“Porno hakkında açık konuştuğun için teşekkürler Billie Eilish ama ben biraz farklı düşünüyorum”
“Toplumun üzerine atılması gereken birçok sorumluluk pornoya yükleniyor..”
Aferin Billie Eilish. Seks hayatın hakkında açık yüreklilikle konuştuğun ve çok ihtiyaç duyulan bu tartışmayı başlattığın için aferin..
Şarkıcı 13 Aralıkta’ki bir radyo röportajında “Pornonun rezalet bir şey olduğunu düşünüyorum” dedi..
Billie Eilish
“Dürüst olmak gerekirse çok fazla porno izlerdim. Porno izlemeye aşağı yukarı 11 yaşında başladım… Sanırım beynimi gerçekten mahvetti ve çok fazla pornoya maruz kaldığım için son derecede harap olmuş hissediyorum..
Seks yaptığım ilk birkaç seferde iyi olmayan şeylere hayır demiyordum. Çünkü çekici bulmam gereken şeyin bu olduğunu düşünüyordum. Porno bu kadar sevildiği için çok kızgınım, bunun sorun olmadığını düşündüğüm için kendime çok kızgınım..”

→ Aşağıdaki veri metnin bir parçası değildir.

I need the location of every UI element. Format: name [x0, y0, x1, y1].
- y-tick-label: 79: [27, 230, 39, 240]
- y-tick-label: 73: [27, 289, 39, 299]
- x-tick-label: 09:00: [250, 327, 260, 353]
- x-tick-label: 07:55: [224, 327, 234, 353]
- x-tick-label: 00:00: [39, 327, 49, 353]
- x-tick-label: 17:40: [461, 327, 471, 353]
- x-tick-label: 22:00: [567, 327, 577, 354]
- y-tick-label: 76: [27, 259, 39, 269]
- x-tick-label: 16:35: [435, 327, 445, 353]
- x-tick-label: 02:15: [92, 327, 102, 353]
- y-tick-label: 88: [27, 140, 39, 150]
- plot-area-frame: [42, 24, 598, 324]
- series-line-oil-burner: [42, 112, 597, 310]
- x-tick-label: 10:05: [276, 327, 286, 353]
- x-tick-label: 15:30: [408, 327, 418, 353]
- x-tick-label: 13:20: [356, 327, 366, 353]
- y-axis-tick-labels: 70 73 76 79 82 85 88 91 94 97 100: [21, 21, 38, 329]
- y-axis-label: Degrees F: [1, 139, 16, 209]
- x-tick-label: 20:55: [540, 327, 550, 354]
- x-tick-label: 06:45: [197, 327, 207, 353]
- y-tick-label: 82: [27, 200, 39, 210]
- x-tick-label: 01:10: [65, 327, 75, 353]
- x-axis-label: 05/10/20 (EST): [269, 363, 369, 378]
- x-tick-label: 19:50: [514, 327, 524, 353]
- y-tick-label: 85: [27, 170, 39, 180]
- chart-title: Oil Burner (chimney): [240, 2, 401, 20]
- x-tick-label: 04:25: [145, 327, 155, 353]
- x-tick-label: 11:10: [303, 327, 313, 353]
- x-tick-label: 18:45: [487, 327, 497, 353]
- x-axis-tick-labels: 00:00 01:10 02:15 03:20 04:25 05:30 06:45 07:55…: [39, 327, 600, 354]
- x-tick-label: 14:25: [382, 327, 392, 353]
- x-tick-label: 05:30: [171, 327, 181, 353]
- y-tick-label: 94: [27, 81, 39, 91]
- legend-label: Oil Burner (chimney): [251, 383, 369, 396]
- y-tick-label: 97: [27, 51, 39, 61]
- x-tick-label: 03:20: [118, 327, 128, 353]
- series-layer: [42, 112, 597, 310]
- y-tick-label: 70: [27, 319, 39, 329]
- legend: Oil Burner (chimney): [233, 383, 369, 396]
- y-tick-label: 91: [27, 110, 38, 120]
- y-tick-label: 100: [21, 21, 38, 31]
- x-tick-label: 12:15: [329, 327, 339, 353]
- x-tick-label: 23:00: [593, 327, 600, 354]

Ama Billie, seni ve diğer herkesi düşünmeye teşvik etmek isteyeceğim iki şey var. Birincisi, “porno”nun büyük bir homojen kütle olmadığı. Bu yazılan her şeyi tanımlamak için “edebiyat” kelimesini kullanmak gibi..

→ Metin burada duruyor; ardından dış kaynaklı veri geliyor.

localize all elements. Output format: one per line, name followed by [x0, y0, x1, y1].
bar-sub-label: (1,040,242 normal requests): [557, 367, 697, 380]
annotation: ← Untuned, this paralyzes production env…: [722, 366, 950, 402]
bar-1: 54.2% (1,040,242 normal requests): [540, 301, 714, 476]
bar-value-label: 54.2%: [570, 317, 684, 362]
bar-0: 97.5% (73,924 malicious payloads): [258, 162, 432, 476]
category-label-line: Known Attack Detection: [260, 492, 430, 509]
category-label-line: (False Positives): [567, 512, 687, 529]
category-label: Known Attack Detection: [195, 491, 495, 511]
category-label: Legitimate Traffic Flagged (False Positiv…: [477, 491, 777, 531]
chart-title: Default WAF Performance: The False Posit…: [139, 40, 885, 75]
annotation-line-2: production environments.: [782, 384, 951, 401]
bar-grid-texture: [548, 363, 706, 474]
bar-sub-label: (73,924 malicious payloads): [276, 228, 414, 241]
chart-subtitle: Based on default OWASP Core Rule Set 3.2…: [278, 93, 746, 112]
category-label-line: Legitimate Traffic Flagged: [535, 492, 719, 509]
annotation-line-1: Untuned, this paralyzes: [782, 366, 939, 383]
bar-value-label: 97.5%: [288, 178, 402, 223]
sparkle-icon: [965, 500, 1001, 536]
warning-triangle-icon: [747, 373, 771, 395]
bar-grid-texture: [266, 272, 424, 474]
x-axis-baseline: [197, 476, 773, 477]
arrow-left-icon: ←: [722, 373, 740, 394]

Pornografinin yelpazesi edebiyatınki gibidir; aynı derecede zengin ve sonsuz çeşitliliktedir..
Billie’nin bahsettiği porno, Pornhub gibi dijital video sitelerinde çabucak ve kolayca bulunabilen, erkek gözünden, erkek merkezli çekilen ana akım tür. Fakat aslına bakılırsa çok farklı, yenilikçi ve yaratıcı pornolar çeken çok sayıda harika kadın, non-binary (ikili cinsiyet sınıflandırmasının dışındaki kimlikler için kullanılan tanım -ed.n.) ve queer pornocu var. Ama ne yazık ki Mindgeek’in (Pornhub ve hemen hemen tüm diğer dijital video sitelerinin sahibi olan şirket) sektörü elinde tutması, hak ettikleri farkındalığa, trafiğe ve gelire ulaşamamaları anlamına geliyor.

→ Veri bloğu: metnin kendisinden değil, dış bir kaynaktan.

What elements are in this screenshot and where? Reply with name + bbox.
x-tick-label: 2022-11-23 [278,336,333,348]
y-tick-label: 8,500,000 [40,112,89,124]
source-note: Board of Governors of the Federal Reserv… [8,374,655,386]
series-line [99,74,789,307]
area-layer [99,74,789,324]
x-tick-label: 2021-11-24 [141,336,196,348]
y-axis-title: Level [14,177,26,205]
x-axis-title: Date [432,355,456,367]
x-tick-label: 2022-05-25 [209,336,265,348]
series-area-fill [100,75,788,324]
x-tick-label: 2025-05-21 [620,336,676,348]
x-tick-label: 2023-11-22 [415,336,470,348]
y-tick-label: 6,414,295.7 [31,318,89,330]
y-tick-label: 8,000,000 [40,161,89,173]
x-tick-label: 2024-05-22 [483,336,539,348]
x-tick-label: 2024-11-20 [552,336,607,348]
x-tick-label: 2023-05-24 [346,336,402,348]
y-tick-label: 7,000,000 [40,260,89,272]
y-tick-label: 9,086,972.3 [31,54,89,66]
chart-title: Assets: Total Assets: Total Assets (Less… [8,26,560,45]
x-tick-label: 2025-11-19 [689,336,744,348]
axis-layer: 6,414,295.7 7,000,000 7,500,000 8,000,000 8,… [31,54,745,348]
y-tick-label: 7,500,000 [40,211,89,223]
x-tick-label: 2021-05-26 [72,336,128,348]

İkincisi, mesele porno değil. Sorun şu ki, gerçek dünyada seks hakkında konuşmuyoruz. Toplumun üzerine atılması gereken birçok sorumluluk pornoya yükleniyor.. Eğitmek pornonun işi değil, bizim işimiz..
Kendimden genç erkeklerle çıkıyorum. Hiç evlenmek istememiş, hiç çocuk istememiş, bekarlığa bayılan ve yalnız ölmek için sabırsızlanan biri olarak bu benim tercih ettiğim flört modeli. 14 yıl önce, genç erkeklerle yatmak seks hakkında açıkça ve dürüstçe konuşmadığımızda pornonun varsayılan seks eğitimi haline geldiğini ve bunun iyi bir eğitim olmadığını fark etmemi sağladı. Bu konuda bir şeyler yapmaya karar verdim..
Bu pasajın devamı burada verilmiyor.